Stendahl’s contribution has been significant in healing the wounds Christians over the millennia have inflicted on Jews — wounds that have resulted in part from readings of biblical texts that simplify and distort Judaism. Four examples from his work show this.

Bible Is Not about Me

Stendahl said that in his early life he thought of the biblical stories as being his story: “I had begun to feed on the mysteries of God. And it was intellectually a most stimulating awakening . . . I felt like Peter and I felt like Paul — especially when they had negative feelings. I felt like all the disciples.” But he learned ways of reading that were “so much less ego centred”:

“The Bible was really not about me. It was about many other things — in the long run, much more interesting things. It was about many things in many distant lands, from many distant ages … Now it spoke to me from a great distance, of centuries and cultures deeply different from my own. And it began to be, just by its difference, that the fascination grew, that it had a way of saying to me, there are other ways of seeing and thinking and feeling and believing that you have taken for granted. And it just added to my love.”

Stendahl said that realising that the Bible was “not about me” was the watershed of his love story with the Bible which encompasses his revolutionary rereading of Paul. Much of the Western Church interpreted Paul as being preoccupied by the same existential question that had gripped Luther: “How can I find a gracious God?” In the traditional Lutheran interpretation, because human beings could never live up to the demands of the Torah —simplistically equated with Jewish law — their efforts to save themselves were fruitless. Following the Law entailed a futile attempt to earn divine love through good works. Christ alone saved us from sin and meaninglessness.

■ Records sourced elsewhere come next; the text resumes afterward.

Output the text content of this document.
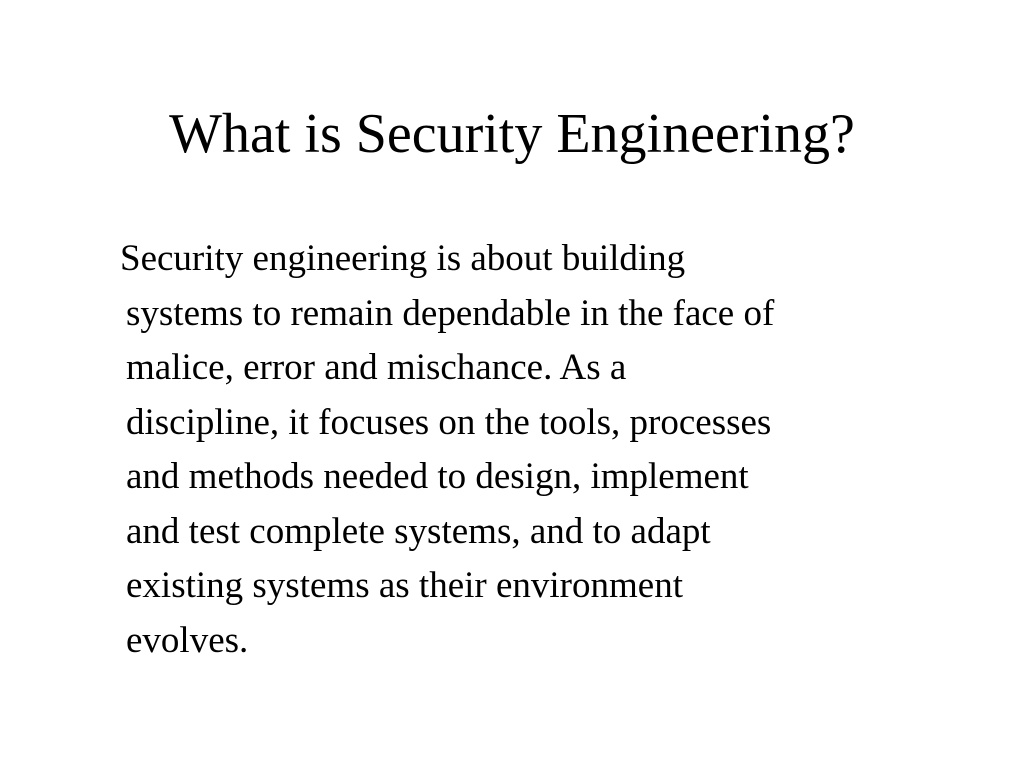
What is Security Engineering?
Security engineering is about building
systems to remain dependable in the face of
malice, error and mischance. As a
discipline, it focuses on the tools, processes
and methods needed to design, implement
and test complete systems, and to adapt
existing systems as their environment
evolves.
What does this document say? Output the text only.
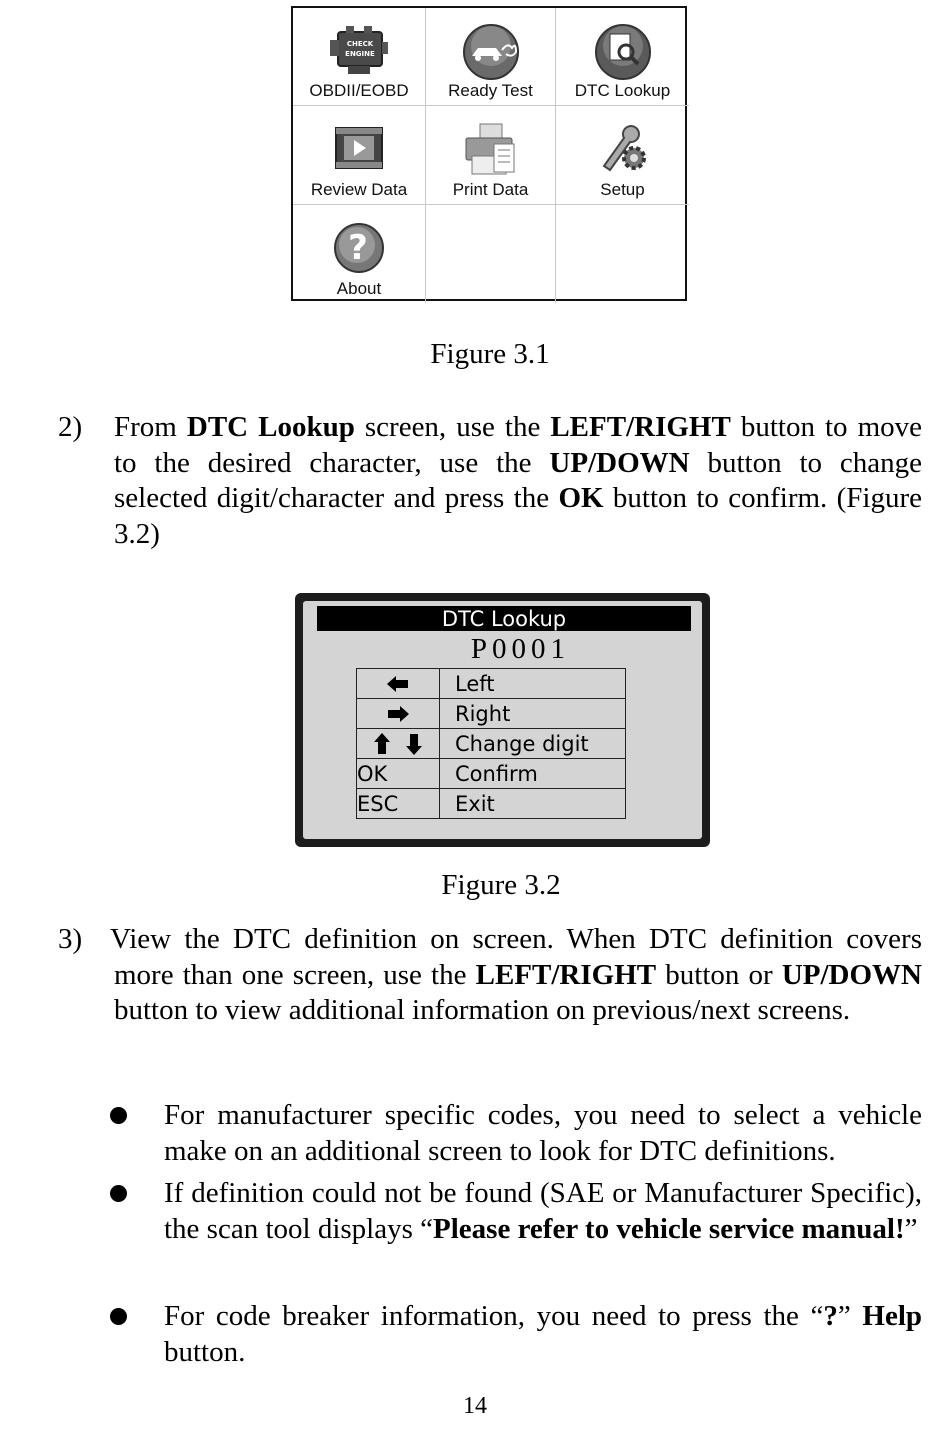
CHECK
ENGINE
OBDII/EOBD	Ready Test	DTC Lookup
Review Data	Print Data	Setup
?
About
Figure 3.1
2) From DTC Lookup screen, use the LEFT/RIGHT button to move to the desired character, use the UP/DOWN button to change selected digit/character and press the OK button to confirm. (Figure 3.2)
DTC Lookup
P0001
	Left

	Right

	Change digit
OK	Confirm
ESC	Exit
Figure 3.2
3) View the DTC definition on screen. When DTC definition covers more than one screen, use the LEFT/RIGHT button or UP/DOWN button to view additional information on previous/next screens.
For manufacturer specific codes, you need to select a vehicle make on an additional screen to look for DTC definitions.
If definition could not be found (SAE or Manufacturer Specific), the scan tool displays “Please refer to vehicle service manual!”
For code breaker information, you need to press the “?” Help button.
14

But just six years after finishing his doctorate, Stendahl challenged this fundamental Augustinian-Lutheran way of reading the Letter to the Romans. He claimed that Paul possessed a “robust” conscience, unlike Luther, and was not preoccupied with questions of forgiveness. Nor was Paul concerned with Jewish observance of the dietary laws and the rite of circumcision — it was the Gentile observance of these Jewish boundary markers that he criticised. Further, Paul’s mystical encounter on the Damascus Road was a “call” rather than a “conversion”, a new mission rather than a change of religion from Jew to Christian.

He said: “We must somehow recognise … that Paul’s message was related not to some conversion from the hopeless righteousness of Judaism into a happy justified status as a Christian. Rather, the centre of gravity in Paul’s theological work is related to the fact that he knew himself to be called to be the Apostle to the Gentiles, an Apostle of the one God who is Creator of both Jews and Gentiles” (cf. Rom 3:30).

New Testament Texts Studied

In a lecture in the early 1990s, Stendahl explored the idea of religious pluralism. He identified three biblical texts that would seem to argue against pluralism — Acts 4:15, John 14:6 and Matthew 28:19. He warned that “words like that grow legs and walk out of their context,” describing the difficulty posed by New Testament texts that give rise to negative views of Jews and Judaism.

For example, in the Gospel of John “the Jews” are aligned with virtually everything negative in that Gospel: fear, murmuring, murderous intent, diabolical origins, blindness, darkness and death.

And of all the words that “grew legs”, the ones that grew the largest and most destructive was: “Crucify him!” Christian interpretations of the death of Jesus that blamed Jews have done unspeakable harm to Jews — and to the Church’s moral integrity.

We are shamed to discover the depth and breadth of the violence against Jews, both rhetorical and physical, that has shadowed preaching and teaching about the death of Jesus.

Christians must take responsibility for those words that developed the capacity to inspire and sustain violence — and we must grieve for the “detrimental and dangerous effect” such words had on the lives of Jewish people over the centuries.

Christianity as a Construct

Stendahl said that we need to “stress again and again” that Christianity is a “construct … that had not yet been formed — especially in New Testament times — and that the Jesus movement existed once as a Jewish ‘way’ in Palestine and in the Diaspora.”

This emphasis is largely absent in the Church today. Consider, for example, how casually we speak of Jesus’s followers as “Christians”, as if with his death and resurrection the ways between Judaism and Christianity had parted like the waters of the Red Sea. Stendahl said: “I always felt that to speak about the uniqueness of Christianity or the uniqueness of Christ does more for the ego of the believer than it does for God.” He challenges us to be more reflective about our need to be superior as the “one true faith”.

Embrace Holy Envy

One of Stendahl’s sayings has particular resonance today: “Leave room for holy envy.”

“Holy envy,” he explained, is “when we recognise something in another tradition that is beautiful but is not in ours, nor should we just grab it or claim it. We … in our imperialism think that if we like something we just incorporate it and we think that we honour others by doing so. But that is not the way. Holy envy rejoices in the beauty of others.”

He saw this as a ground rule for interreligious exchange. Allow others to define themselves. Compare the best of their tradition with the best of yours. Leave room for holy envy. Holy envy, he suggested, is the preeminent sign that we are beginning to understand the tradition of another — to recognise its power and beauty, yet refrain from taking it as our own.